Il tono nichilista ritorna nell’ultima sezione, “Dopo la battaglia”, anche se “La guerra privata è finita” (p.53). Le storture e l’effimero di una società consumistica, le sue drammatiche guerre, le minacce nucleari, sono ora trattate duramente, con tono beffardo: “Il cibo inghiottito non ci nutre” e “Non c’è l’arsenico in questa torta/ c’è solo che siamo a dieta…potremmo morire tutti all’istante/ Tutto è diventato possibile/ Prima o dopo il bollettino ufficiale/ Anche che qualcuno alla fine si salva.” (p.56). Implicita denuncia dell’incapacità di reazione degli esseri umani di fronte allo sfacelo, che li destina all’autodistruzione.
Dopo tanto cammino, il ritorno alla realtà odierna dà nuovamente spazio al sogno:”. Finalmente ho fatto un sogno/ Che non era un presagio era/ […] promessa che la tavola è una terra/ Sulla quale nessuno chiede permesso.” (p.59) Un mondo di eguali, senza confini, civilmente aperto all’accoglienza, senza distinzione alcuna, ecco l’utopia mai rivelata. Significa forse che il sogno, quello supremo, con la S maiuscola consente finalmente la speranza?
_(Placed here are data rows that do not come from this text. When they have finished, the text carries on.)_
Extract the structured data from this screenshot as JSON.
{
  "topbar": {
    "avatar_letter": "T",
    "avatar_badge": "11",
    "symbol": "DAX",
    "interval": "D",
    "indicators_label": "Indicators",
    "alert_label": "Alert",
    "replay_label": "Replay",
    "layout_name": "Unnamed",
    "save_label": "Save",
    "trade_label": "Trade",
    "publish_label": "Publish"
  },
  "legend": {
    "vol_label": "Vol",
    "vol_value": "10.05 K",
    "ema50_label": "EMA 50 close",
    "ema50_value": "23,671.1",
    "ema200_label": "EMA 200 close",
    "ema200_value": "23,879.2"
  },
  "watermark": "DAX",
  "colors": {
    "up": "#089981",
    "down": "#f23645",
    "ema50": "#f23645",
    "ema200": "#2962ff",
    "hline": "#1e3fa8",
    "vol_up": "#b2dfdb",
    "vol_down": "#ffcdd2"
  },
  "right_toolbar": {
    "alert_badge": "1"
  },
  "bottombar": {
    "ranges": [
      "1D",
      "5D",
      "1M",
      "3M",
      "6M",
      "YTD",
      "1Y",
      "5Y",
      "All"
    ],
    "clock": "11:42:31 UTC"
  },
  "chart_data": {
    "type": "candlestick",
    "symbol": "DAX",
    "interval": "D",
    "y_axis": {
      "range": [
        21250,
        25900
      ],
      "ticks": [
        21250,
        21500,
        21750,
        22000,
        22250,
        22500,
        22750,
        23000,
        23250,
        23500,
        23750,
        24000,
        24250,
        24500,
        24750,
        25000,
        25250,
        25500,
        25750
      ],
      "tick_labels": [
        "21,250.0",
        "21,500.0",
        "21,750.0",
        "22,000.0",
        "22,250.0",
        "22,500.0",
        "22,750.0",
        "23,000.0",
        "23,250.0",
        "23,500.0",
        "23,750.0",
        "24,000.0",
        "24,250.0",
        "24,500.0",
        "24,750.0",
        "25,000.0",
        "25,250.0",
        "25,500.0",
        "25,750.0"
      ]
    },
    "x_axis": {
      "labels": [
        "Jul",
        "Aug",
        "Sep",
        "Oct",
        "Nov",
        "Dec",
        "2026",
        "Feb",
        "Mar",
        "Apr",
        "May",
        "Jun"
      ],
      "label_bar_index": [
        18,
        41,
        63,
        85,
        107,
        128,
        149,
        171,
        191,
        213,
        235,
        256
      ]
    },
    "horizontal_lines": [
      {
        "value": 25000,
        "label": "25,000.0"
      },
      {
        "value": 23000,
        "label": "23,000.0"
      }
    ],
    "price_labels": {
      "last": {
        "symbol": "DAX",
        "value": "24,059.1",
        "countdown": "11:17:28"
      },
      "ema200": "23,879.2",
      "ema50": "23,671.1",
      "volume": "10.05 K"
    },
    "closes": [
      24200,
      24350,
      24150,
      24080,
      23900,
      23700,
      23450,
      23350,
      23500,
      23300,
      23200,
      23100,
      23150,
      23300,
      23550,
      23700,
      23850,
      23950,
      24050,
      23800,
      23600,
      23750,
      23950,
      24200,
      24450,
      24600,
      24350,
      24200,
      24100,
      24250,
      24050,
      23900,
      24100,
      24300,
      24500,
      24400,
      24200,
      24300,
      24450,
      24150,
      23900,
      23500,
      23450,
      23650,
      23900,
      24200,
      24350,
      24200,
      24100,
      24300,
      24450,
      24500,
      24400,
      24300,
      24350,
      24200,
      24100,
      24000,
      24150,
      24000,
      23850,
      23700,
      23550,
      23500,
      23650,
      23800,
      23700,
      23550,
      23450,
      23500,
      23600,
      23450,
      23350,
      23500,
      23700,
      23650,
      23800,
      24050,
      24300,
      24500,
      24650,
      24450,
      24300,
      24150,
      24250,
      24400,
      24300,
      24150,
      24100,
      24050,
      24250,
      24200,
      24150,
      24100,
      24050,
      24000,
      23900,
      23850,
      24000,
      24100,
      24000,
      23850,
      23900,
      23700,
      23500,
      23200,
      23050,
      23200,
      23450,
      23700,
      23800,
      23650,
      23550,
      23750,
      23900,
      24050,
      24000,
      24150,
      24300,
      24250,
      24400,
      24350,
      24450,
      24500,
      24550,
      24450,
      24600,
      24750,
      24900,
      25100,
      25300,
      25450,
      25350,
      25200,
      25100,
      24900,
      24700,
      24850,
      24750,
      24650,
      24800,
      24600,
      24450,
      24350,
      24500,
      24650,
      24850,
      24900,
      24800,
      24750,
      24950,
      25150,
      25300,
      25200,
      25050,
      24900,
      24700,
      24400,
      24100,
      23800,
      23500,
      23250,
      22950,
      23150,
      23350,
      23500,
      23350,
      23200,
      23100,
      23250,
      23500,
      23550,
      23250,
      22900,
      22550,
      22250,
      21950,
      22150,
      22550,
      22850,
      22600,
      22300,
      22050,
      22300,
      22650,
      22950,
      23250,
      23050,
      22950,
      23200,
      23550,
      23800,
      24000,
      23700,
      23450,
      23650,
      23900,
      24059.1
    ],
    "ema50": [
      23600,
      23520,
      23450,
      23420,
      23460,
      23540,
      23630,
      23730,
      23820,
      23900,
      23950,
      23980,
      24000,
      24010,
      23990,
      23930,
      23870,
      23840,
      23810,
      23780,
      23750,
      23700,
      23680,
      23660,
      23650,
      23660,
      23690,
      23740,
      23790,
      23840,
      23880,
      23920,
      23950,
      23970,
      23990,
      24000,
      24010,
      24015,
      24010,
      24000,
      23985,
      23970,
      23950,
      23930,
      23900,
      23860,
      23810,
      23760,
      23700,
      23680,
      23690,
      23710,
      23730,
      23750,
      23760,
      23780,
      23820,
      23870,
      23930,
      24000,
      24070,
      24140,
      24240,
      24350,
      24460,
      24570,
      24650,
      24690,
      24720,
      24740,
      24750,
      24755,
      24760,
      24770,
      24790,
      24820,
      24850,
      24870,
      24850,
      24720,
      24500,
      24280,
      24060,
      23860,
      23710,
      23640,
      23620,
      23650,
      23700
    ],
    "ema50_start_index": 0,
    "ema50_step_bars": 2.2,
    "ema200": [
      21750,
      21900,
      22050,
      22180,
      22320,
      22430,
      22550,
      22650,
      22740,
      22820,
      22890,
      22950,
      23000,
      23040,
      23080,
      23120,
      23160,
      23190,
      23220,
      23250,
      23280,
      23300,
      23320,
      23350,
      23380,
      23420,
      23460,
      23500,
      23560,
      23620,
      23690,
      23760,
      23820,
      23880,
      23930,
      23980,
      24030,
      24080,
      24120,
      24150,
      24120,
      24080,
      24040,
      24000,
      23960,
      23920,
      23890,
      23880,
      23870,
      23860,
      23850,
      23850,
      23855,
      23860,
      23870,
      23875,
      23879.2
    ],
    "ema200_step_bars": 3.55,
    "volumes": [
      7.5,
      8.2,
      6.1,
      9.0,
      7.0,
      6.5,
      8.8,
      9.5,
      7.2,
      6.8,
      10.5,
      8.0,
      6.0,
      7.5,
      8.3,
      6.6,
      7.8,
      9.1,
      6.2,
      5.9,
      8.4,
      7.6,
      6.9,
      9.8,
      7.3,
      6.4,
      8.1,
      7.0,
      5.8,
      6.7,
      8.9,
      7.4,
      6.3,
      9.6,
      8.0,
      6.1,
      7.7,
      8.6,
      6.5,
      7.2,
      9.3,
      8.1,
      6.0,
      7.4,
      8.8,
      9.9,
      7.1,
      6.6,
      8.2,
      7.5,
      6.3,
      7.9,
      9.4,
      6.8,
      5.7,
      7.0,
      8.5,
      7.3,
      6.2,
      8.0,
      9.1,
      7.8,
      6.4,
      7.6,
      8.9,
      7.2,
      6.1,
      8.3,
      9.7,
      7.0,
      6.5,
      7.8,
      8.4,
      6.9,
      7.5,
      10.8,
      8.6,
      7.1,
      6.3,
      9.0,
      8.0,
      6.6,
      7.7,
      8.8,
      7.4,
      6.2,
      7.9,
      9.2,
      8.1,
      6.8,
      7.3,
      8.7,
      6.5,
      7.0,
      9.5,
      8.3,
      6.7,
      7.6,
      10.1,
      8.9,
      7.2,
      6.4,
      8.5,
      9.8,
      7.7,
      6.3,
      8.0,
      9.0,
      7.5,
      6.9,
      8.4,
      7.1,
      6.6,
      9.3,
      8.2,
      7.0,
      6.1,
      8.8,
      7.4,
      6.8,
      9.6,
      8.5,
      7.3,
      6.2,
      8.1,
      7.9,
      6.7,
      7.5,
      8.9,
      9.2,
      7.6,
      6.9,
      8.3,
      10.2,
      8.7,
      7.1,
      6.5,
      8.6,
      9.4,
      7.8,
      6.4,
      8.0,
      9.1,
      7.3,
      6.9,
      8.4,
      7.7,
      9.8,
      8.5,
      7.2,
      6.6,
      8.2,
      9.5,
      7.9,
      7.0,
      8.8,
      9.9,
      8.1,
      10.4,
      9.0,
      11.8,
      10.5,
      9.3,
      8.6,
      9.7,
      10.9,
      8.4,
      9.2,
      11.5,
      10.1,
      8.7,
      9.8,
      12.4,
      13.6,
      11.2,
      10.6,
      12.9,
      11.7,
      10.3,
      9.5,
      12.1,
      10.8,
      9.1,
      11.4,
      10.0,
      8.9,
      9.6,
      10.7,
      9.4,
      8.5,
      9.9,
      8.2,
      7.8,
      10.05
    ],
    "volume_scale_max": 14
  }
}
Ma la conclusione è significativa: “Non mi aspettavo una guerra/ Per cui non devo combattere/ Eppure sono in trincea/ Con un solo colpo in canna/ Così devo difendere la chiave da passare al prigioniero”. (p.62) Possiamo dedurre dunque che l’apprendistato non avrà fine? Pur se la perdita, cocente, resta. E con un inquietante colpo in canna.
Privo di finale consolatorio, il dramma è raccontato con grande maestria e con fredda passione da un Poeta che pratica l’impegno politico dal basso, muovendosi con consapevolezza nel marasma in cui tutti viviamo. Sognando, però, come chimera, un mondo migliore.